Question

when integrating x*csc^2 (3x) i get two answers, one with ln and the other with log. Since cot(u) equals cos(u)/sin(u), I should get the same answer going either way, right?

Answer 1

\[\int\limits xcsc^2(3x)dx = -\frac{ 1 }{ 3 } xcot(3x) +\frac{ 1 }{ 3 } \int\limits \cot(3x)dx\]

Answer 2

What do you mean by "going either way?"

Answer 3

since \[\int\limits \cot(u) du = \ln \left| \sin(u) \right| + C\]
u = 3x
du = 3dx
1/3 du = dx

\[\int\limits xcsc^2 (3x) dx = \frac{ 1 }{ 9 } \ln \left| \sin(3x) \right|-\frac{ 1 }{ 3 }\cot(3x)x + C\]

Answer 4

however, if I use the trig identity cot(u) = cos(u)/sin(u) then I end up with log instead of ln. these answers aren't equivalent.

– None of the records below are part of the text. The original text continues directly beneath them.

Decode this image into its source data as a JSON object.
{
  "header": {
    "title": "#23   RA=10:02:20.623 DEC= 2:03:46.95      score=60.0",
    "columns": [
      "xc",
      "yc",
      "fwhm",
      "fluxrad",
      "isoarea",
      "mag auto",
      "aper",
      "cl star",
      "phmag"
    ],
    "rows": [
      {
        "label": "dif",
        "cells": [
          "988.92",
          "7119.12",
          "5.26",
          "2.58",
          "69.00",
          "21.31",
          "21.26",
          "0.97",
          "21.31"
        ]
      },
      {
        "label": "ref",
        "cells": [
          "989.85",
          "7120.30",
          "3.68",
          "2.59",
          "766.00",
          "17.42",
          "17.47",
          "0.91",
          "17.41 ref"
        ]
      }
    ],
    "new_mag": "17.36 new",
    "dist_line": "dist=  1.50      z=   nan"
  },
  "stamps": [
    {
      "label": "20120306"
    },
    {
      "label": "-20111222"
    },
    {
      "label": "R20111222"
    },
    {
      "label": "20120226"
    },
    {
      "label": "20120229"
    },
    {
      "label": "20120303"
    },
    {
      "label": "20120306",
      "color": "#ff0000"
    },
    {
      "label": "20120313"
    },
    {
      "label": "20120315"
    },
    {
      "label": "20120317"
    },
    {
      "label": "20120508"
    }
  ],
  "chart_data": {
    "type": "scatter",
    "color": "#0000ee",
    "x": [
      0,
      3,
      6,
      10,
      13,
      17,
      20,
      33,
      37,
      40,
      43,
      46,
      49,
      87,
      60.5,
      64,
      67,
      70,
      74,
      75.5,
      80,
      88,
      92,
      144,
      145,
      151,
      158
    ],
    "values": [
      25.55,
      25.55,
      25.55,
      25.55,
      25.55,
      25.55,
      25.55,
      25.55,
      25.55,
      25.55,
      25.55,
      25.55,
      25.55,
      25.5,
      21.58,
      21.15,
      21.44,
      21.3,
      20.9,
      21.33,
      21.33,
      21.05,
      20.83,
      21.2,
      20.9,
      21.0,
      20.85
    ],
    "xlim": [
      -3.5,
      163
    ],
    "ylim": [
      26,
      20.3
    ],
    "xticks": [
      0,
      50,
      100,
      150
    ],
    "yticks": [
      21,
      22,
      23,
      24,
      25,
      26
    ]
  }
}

Am I making a mistake here?

Answer 5

Well,
\[\int \frac{dt}{t}=\ln|t|+C\]
or more generally,
\[\int\frac{g'(t)}{g(t)}\,dt=\ln|g(t)|+C\]
The base on the logarithm will always be \(e\).

Answer 6

Depending on the literature, you might see the logarithm's notation as \(\ln x=\log x\), where \(e\) is the implicit base (instead of 10, which you might find elsewhere).

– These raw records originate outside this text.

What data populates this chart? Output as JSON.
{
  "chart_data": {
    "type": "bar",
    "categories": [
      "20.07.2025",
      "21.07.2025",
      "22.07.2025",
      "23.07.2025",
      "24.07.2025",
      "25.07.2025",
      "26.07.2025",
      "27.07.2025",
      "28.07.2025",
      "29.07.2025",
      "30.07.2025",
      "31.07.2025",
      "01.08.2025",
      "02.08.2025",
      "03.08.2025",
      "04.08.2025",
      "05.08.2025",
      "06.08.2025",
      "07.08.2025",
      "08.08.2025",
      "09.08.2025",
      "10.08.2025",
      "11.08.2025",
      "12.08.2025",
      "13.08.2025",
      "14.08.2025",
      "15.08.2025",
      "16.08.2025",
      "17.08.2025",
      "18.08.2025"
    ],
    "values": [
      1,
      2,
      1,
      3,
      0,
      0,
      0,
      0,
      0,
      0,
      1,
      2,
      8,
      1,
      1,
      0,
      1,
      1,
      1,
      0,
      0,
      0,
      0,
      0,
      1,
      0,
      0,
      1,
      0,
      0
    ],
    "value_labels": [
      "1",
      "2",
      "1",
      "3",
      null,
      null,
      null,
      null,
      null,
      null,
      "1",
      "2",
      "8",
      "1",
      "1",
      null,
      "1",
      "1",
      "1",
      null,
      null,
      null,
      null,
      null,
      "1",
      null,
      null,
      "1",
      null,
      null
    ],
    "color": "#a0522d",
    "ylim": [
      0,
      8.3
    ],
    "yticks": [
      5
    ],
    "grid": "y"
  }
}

If that's the case, then \(\log x=\log_e x\not=\log_{10}x\).

Answer 7

I assumed that if I saw log it meant base 10... When I plugged this into wolfram alpha it gave me log instead of ln.

Wolfram alpha used substitution to solve the integral of cos(u)/sin(u) and found the integral of 1/s, thus giving the log.

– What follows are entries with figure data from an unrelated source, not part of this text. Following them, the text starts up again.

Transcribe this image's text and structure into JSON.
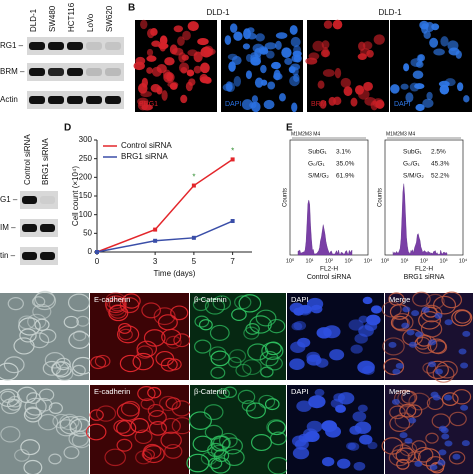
{
  "panel_a": {
    "lanes": [
      "DLD-1",
      "SW480",
      "HCT116",
      "LoVo",
      "SW620"
    ],
    "rows": [
      "RG1 –",
      "BRM –",
      "Actin"
    ]
  },
  "panel_b": {
    "label": "B",
    "titles": [
      "DLD-1",
      "DLD-1"
    ],
    "image_labels": [
      "BRG1",
      "DAPI",
      "BRM",
      "DAPI"
    ]
  },
  "panel_c": {
    "lanes": [
      "Control siRNA",
      "BRG1 siRNA"
    ],
    "rows": [
      "G1 –",
      "IM –",
      "tin –"
    ]
  },
  "chart_data": {
    "type": "line",
    "label": "D",
    "xlabel": "Time (days)",
    "ylabel": "Cell count (×10⁴)",
    "x": [
      0,
      3,
      5,
      7
    ],
    "xlim": [
      0,
      8
    ],
    "xticks": [
      0,
      3,
      5,
      7
    ],
    "ylim": [
      0,
      300
    ],
    "yticks": [
      0,
      50,
      100,
      150,
      200,
      250,
      300
    ],
    "legend": "upper left",
    "series": [
      {
        "name": "Control siRNA",
        "color": "#e3262b",
        "values": [
          0,
          60,
          178,
          248
        ]
      },
      {
        "name": "BRG1 siRNA",
        "color": "#3a4ea8",
        "values": [
          0,
          30,
          38,
          83
        ]
      }
    ],
    "annotations": [
      {
        "text": "*",
        "x": 5
      },
      {
        "text": "*",
        "x": 7
      }
    ]
  },
  "panel_e": {
    "label": "E",
    "xticks": [
      "10⁰",
      "10¹",
      "10²",
      "10³",
      "10⁴"
    ],
    "plots": [
      {
        "gates": "M1M2M3  M4",
        "ylabel": "Counts",
        "xlabel": "FL2-H",
        "caption": "Control siRNA",
        "stats": [
          {
            "name": "SubG₁",
            "value": "3.1%"
          },
          {
            "name": "G₀/G₁",
            "value": "35.0%"
          },
          {
            "name": "S/M/G₂",
            "value": "61.9%"
          }
        ]
      },
      {
        "gates": "M1M2M3  M4",
        "ylabel": "Counts",
        "xlabel": "FL2-H",
        "caption": "BRG1 siRNA",
        "stats": [
          {
            "name": "SubG₁",
            "value": "2.5%"
          },
          {
            "name": "G₀/G₁",
            "value": "45.3%"
          },
          {
            "name": "S/M/G₂",
            "value": "52.2%"
          }
        ]
      }
    ]
  },
  "micrographs": {
    "rows": [
      [
        "E-cadherin",
        "β-Catenin",
        "DAPI",
        "Merge"
      ],
      [
        "E-cadherin",
        "β-Catenin",
        "DAPI",
        "Merge"
      ]
    ]
  }
}
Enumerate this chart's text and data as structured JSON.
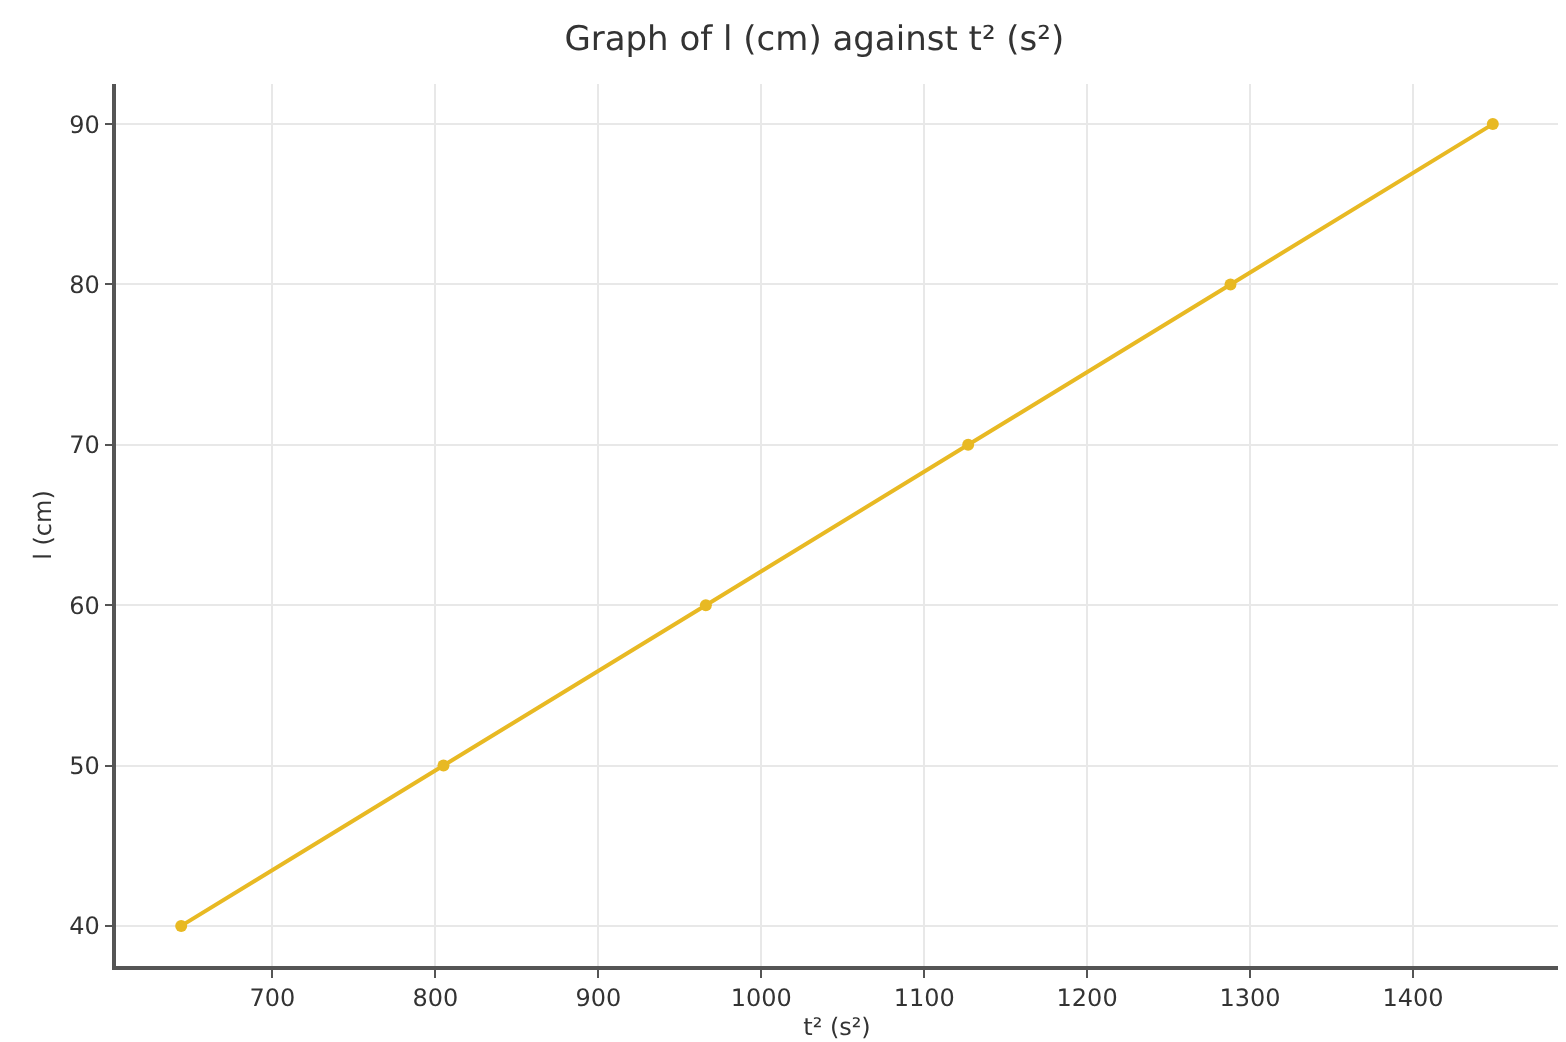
{
  "chart_data": {
    "type": "line",
    "title": "Graph of l (cm) against t² (s²)",
    "xlabel": "t² (s²)",
    "ylabel": "l (cm)",
    "x": [
      644,
      805,
      966,
      1127,
      1288,
      1449
    ],
    "series": [
      {
        "color": "#e8b923",
        "values": [
          40,
          50,
          60,
          70,
          80,
          90
        ]
      }
    ],
    "xlim": [
      604,
      1489
    ],
    "xticks": [
      700,
      800,
      900,
      1000,
      1100,
      1200,
      1300,
      1400
    ],
    "ylim": [
      37.5,
      92.5
    ],
    "yticks": [
      40,
      50,
      60,
      70,
      80,
      90
    ],
    "grid": true,
    "marker": "circle",
    "line_style": "solid"
  }
}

I should always get the same answer regardless of which method I used to solve, right? Obviously the answer I got and the answer alpha gave aren't equivalent

Answer 8

I'm studying for a test so I want to make sure I use the correct method to solve a problem like this.

Answer 9

W|A uses the \(\log\) notation for \(\ln\). If it were any other base, it would explicitly say so.

Answer 10

Ooh, awesome. That answers my question then. Thanks!!!

Answer 11

yw